The Ethics Commission postponed a public hearing into derogatory comments made by Scinto, R-2nd District, about Richard White, a volunteer mapmaker who had helped the 2020 Redistricting Committee draw district maps. Scinto was also a member of the committee.
The hearing, which was scheduled for earlier this week, is now tentatively scheduled for Oct. 5.
Attorney Thomas Lee, who chairs the commission, told the other members and White that a communication problem meant Scinto did not receive adequate notice of the hearing.
“I have been informed that there has been some problems with the email on the town website,” Lee said.
Members of various boards and commissions, like Scinto, have @trumbull-ct.gov email addresses. Emails sent to those addresses should forward to a personal email address, but the spam blocker used by the town instead acknowledged receiving the messages but did not forward them, according to Technology Director Bill Chin.
“The email forwarding addresses work properly when the sender is @trumbull-ct.gov because the email server trusts its own accounts,” Chin said. “So our volunteer officials were receiving emails in those instances. Only the external emails were not being forwarded by the server.”

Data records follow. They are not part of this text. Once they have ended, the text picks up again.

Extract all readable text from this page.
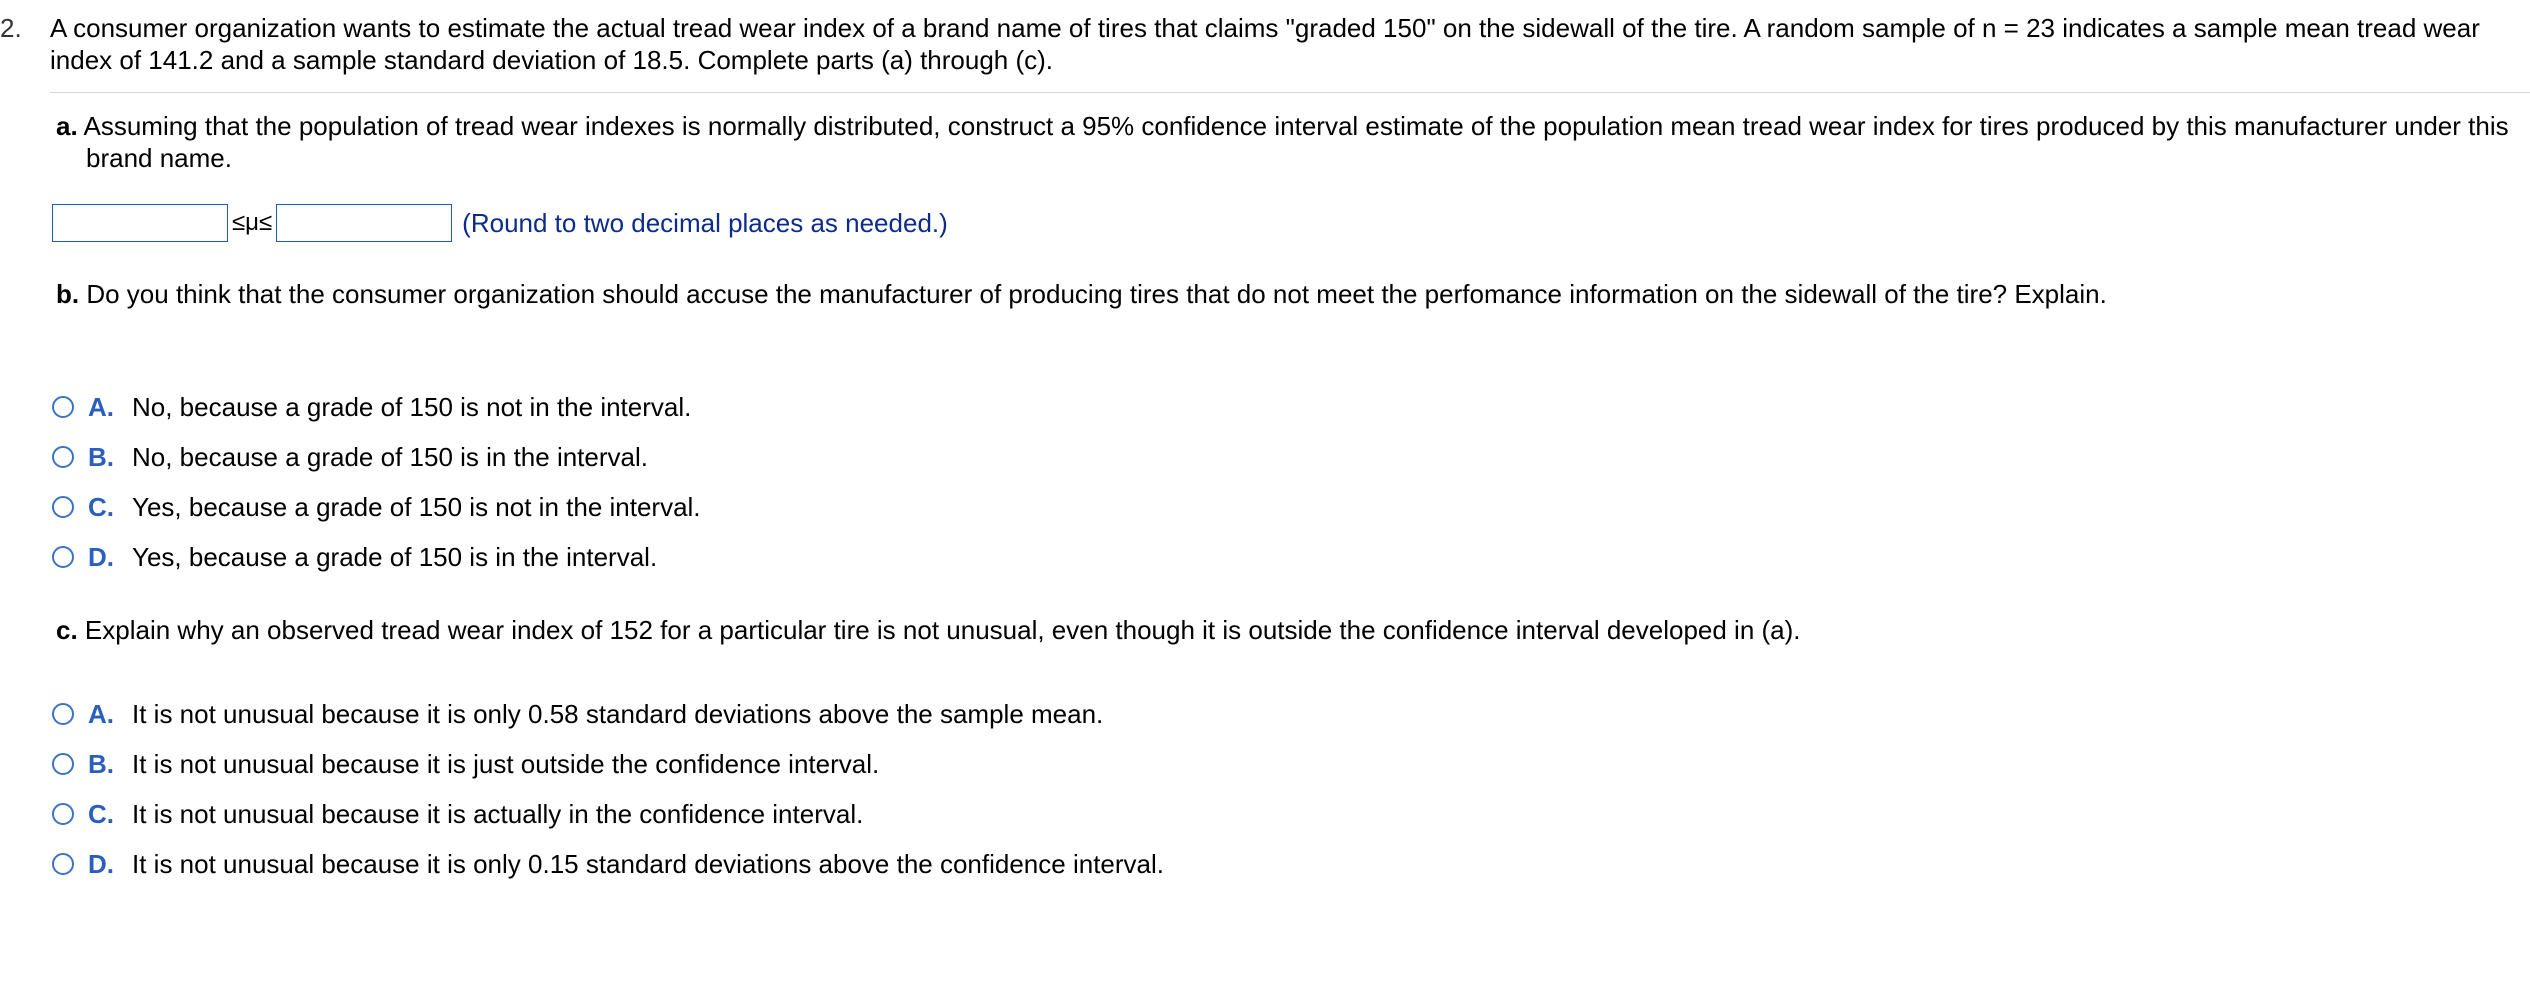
2. A consumer organization wants to estimate the actual tread wear index of a brand name of tires that claims "graded 150" on the sidewall of the tire. A random sample of n = 23 indicates a sample mean tread wear index of 141.2 and a sample standard deviation of 18.5. Complete parts (a) through (c).
a. Assuming that the population of tread wear indexes is normally distributed, construct a 95% confidence interval estimate of the population mean tread wear index for tires produced by this manufacturer under this brand name.
≤μ≤	(Round to two decimal places as needed.)
b. Do you think that the consumer organization should accuse the manufacturer of producing tires that do not meet the perfomance information on the sidewall of the tire? Explain.
A. No, because a grade of 150 is not in the interval.
B. No, because a grade of 150 is in the interval.
C. Yes, because a grade of 150 is not in the interval.
D. Yes, because a grade of 150 is in the interval.
c. Explain why an observed tread wear index of 152 for a particular tire is not unusual, even though it is outside the confidence interval developed in (a).
A. It is not unusual because it is only 0.58 standard deviations above the sample mean.
B. It is not unusual because it is just outside the confidence interval.
C. It is not unusual because it is actually in the confidence interval.
D. It is not unusual because it is only 0.15 standard deviations above the confidence interval.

Chin said the problem was difficult to detect because town officials were receiving emails from each other, and they had no way of knowing that a member of the public had sent them an email that they never received.
It was Scinto himself that brought the problem to light, Chin said.

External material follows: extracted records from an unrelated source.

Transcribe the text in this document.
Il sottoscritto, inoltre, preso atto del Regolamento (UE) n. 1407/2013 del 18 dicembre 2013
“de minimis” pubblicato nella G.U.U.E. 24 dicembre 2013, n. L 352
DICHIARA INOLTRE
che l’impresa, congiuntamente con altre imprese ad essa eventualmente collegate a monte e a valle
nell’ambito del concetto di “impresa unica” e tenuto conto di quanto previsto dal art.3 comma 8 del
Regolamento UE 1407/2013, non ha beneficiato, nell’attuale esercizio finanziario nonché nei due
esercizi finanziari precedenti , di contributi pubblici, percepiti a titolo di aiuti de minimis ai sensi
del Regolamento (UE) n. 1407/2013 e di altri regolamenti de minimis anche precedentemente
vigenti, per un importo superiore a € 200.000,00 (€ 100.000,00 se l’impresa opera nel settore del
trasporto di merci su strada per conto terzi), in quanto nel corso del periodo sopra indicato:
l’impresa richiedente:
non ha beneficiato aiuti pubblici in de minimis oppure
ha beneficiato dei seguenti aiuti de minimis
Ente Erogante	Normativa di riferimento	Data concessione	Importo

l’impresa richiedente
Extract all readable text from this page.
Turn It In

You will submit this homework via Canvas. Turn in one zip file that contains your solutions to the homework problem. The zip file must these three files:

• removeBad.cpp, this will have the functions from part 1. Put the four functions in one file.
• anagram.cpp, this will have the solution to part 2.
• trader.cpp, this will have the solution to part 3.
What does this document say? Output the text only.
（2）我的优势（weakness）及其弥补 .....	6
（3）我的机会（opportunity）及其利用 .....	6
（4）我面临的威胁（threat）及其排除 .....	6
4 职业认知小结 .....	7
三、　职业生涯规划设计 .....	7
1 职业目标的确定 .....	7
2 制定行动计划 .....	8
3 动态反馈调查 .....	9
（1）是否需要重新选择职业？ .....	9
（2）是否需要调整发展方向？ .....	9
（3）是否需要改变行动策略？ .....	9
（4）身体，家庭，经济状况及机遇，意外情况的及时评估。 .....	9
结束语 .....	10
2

“On Wednesday (Aug. 12), Tony asked us to see why he didn’t receive an email that was sent to him on (June 30),” Chin said. “We started looking into it and found the resolution.”
The problem went undetected for at least two months because the town does not routinely scan the rejected emails. The servers block thousands of spam emails every day, he added.

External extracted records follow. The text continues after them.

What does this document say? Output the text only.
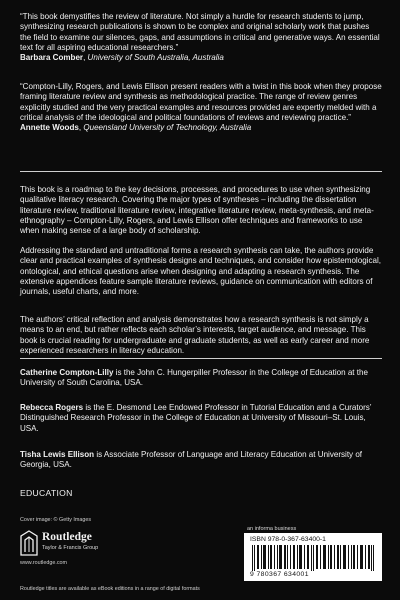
“This book demystifies the review of literature. Not simply a hurdle for research students to jump, synthesizing research publications is shown to be complex and original scholarly work that pushes the field to examine our silences, gaps, and assumptions in critical and generative ways. An essential text for all aspiring educational researchers.”
Barbara Comber, University of South Australia, Australia
“Compton-Lilly, Rogers, and Lewis Ellison present readers with a twist in this book when they propose framing literature review and synthesis as methodological practice. The range of review genres explicitly studied and the very practical examples and resources provided are expertly melded with a critical analysis of the ideological and political foundations of reviews and reviewing practice.”
Annette Woods, Queensland University of Technology, Australia

This book is a roadmap to the key decisions, processes, and procedures to use when synthesizing qualitative literacy research. Covering the major types of syntheses – including the dissertation literature review, traditional literature review, integrative literature review, meta-synthesis, and meta-ethnography – Compton-Lilly, Rogers, and Lewis Ellison offer techniques and frameworks to use when making sense of a large body of scholarship.

Addressing the standard and untraditional forms a research synthesis can take, the authors provide clear and practical examples of synthesis designs and techniques, and consider how epistemological, ontological, and ethical questions arise when designing and adapting a research synthesis. The extensive appendices feature sample literature reviews, guidance on communication with editors of journals, useful charts, and more.

The authors’ critical reflection and analysis demonstrates how a research synthesis is not simply a means to an end, but rather reflects each scholar’s interests, target audience, and message. This book is crucial reading for undergraduate and graduate students, as well as early career and more experienced researchers in literacy education.

Catherine Compton-Lilly is the John C. Hungerpiller Professor in the College of Education at the University of South Carolina, USA.

Rebecca Rogers is the E. Desmond Lee Endowed Professor in Tutorial Education and a Curators’ Distinguished Research Professor in the College of Education at University of Missouri–St. Louis, USA.

Tisha Lewis Ellison is Associate Professor of Language and Literacy Education at University of Georgia, USA.

EDUCATION
Cover image: © Getty Images
Routledge
Taylor & Francis Group
www.routledge.com
an informa business
ISBN 978-0-367-63400-1
9 780367 634001
Routledge titles are available as eBook editions in a range of digital formats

“Nobody feels worse about this problem than I do,” Chin said. “When we put a technical solution in place, we expect it to work properly.”
White, at Monday’s meeting, acknowledged sending emails to both Scinto and the council’s Minority Leader Carl Massaro, R-3rd, in the past few months. He never received a response from either, he said.
Because Scinto did not receive the email notices about the hearing, and because of an expressed desire from Scinto and Lee to have the hearing in person, the commission agreed to postpone to Oct. 5. The hope is by then the commissioners, Scinto and White at least will be able to participate in person.
Witnesses could be held in a separate waiting area until being called in to testify; the public still could observe the proceedings on Zoom, Lee said.
White’s complaint stems from a May 9 videoconferenced Redistricting Committee meeting when Scinto said he was seeking “payback” against White over a perceived slight dating back a decade.
The incident occurred as the committee was discussing a voting map that White, a Geographic Information System professional with 27 years experience and a member of the town’s Land Acquisition Committee, had prepared using U.S. Census data. Scinto had stated his opinion that the map was flawed.
“Listen, I could really get into this map, and really cause a lot of trouble because this map is atrocious,” he said during the May 9 meeting.
Fellow committee member Tom Kelly objected to Scinto’s characterization, saying the map had been prepared by “highly skilled people” using scientific data. Scinto in reply singled out White, who had drawn the map, saying he had “been waiting a long time for payback on this one.” Scinto went on to say, “This guy’s no good for the town. He’s nothing but a hack. I’ve had enough of this guy.”
White, in his ethics complaint, said Scinto’s comments had violated the town’s Code of Ethics, specifically the obligation of town officials to discharge their duties conscientiously and impartially, and to treat the public with tact and courtesy.
The animosity appears to stem from a 2010 GIS flood hazard map that White had prepared for the town.
Scinto claimed the map showed the Pequonnock River misleadingly close to his house. The street Scinto lives on dead-ends at the river and his house is second from the end.
According to the online Trumbull GIS map, Scinto’s house sits in a Flood Hazard Zone, and is about 20 feet from the edge of the Pequonnock’s high-risk AE Zone, which FEMA defines as having at least a 25 percent risk of flooding during a typical 30-year mortgage.
Scinto characterized the map as showing the river “next to” his house, and said it had caused confusion with his insurance policy.
White in his complaint has requested Scinto’s comments be removed from the meeting’s video and minutes, and that Scinto apologize and retract his comments.
“All of Mr. Scinto’s comments and claims about me, my work and the volunteer work that I have done for the town of Trumbull are false and without merit,” he said.
Though he has said he should have chosen his words more carefully, Scinto said he stands by the substance of his comments.